Belgium-based CMOSIS have developed an image sensor that blows away the competition. The CHR70M is a high-resolution CMOS image sensor that can capture an amazing 10,000 by 7,096 pixels, making it a 79-megapixel part. The sensor is a full-sized 35mm part, unlike the cropped sensors found in some cameras, such as the Canon 7D, and is capable of capturing up to three frames per second at full resolution.
The sensor itself is a marvel of engineering, with each diode pixel measuring only 3.1 by 3.1 micrometers, with every pair of diode pixels hooked up to a transistor. The sensor features either analog outputs, each running at 30MHz.
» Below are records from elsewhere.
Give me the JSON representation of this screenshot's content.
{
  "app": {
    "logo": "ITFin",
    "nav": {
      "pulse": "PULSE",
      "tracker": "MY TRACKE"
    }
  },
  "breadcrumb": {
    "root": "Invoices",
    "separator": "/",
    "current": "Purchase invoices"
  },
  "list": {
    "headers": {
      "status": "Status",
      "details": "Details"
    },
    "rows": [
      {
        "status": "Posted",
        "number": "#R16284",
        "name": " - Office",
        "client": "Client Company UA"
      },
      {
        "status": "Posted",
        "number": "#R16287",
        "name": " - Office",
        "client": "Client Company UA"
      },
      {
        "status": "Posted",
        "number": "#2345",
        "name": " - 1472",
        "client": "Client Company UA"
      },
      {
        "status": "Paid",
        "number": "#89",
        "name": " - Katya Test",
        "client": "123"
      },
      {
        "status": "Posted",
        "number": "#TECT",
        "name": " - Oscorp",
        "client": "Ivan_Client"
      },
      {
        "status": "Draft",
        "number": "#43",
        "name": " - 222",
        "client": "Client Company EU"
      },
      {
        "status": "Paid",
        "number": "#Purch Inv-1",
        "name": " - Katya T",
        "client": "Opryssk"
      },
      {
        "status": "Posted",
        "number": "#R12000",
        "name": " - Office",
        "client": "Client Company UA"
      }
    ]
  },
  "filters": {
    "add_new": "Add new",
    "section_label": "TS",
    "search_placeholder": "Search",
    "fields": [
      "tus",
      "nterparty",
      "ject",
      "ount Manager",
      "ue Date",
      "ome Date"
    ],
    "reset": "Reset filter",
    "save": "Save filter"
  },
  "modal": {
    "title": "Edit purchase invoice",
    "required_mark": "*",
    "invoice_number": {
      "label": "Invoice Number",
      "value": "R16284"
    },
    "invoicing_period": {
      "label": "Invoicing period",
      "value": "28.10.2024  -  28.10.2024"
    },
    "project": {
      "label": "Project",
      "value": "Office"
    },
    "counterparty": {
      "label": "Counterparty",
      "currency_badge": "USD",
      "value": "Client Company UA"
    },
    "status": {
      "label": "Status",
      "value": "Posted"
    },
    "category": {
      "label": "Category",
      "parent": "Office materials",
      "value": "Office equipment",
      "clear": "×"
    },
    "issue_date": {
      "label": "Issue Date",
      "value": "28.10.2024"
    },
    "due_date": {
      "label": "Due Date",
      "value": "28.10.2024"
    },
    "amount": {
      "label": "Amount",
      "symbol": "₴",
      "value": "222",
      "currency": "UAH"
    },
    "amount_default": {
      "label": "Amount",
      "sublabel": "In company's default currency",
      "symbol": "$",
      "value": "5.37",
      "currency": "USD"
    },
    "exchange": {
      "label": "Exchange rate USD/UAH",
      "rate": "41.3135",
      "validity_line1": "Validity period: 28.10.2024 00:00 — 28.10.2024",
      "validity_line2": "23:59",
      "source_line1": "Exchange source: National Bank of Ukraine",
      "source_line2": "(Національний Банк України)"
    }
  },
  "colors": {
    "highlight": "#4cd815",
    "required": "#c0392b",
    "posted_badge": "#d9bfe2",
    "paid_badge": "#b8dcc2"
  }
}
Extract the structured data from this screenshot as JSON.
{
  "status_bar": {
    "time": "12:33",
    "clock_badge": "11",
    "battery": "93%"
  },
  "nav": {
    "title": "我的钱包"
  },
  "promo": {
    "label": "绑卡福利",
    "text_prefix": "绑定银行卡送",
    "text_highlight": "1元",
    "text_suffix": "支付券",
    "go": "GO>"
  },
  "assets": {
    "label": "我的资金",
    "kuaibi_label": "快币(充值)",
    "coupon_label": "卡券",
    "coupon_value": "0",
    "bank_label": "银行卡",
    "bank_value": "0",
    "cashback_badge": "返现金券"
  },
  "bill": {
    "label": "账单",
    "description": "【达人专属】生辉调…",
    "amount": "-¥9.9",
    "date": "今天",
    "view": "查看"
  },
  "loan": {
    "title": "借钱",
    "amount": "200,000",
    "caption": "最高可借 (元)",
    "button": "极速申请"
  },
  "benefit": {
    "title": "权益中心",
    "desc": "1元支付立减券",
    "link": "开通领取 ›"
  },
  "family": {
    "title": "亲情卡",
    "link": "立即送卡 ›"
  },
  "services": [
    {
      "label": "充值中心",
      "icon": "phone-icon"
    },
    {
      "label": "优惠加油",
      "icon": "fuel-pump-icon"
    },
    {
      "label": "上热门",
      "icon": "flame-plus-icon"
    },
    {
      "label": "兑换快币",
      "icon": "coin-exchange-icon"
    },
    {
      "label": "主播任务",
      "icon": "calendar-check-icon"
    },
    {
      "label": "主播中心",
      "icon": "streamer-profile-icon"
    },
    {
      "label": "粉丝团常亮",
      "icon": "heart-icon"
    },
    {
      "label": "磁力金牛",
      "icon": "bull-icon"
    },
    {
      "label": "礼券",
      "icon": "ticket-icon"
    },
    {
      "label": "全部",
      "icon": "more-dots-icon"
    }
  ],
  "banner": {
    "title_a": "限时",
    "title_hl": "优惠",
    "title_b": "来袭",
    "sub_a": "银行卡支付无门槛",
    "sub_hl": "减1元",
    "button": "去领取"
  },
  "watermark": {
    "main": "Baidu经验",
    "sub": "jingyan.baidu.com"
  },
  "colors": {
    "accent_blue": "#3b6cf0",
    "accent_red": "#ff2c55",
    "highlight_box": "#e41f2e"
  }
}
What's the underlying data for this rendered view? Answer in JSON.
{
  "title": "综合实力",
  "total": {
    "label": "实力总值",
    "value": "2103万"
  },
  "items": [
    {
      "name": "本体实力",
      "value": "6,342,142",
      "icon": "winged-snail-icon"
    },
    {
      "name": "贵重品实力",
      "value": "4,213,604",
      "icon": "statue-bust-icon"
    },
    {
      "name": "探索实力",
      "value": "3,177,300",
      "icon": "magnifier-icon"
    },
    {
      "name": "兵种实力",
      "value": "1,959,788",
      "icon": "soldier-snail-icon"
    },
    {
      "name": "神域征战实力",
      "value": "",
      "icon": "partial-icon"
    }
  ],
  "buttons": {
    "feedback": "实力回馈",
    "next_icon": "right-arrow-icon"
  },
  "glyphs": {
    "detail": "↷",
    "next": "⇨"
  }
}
There are sensors that can boast higher resolution — the Leaf Aptus-II 12 featured an 80-megapixel sensor — but this sensor is much more sensitive and faster than any previously available.
High-resolution sensors become more and more important as the media industry begins to embrace technologies such as 4K resolution, and this technology will undoubtedly trickle down into consumer-oriented devices such as digital cameras and smartphones.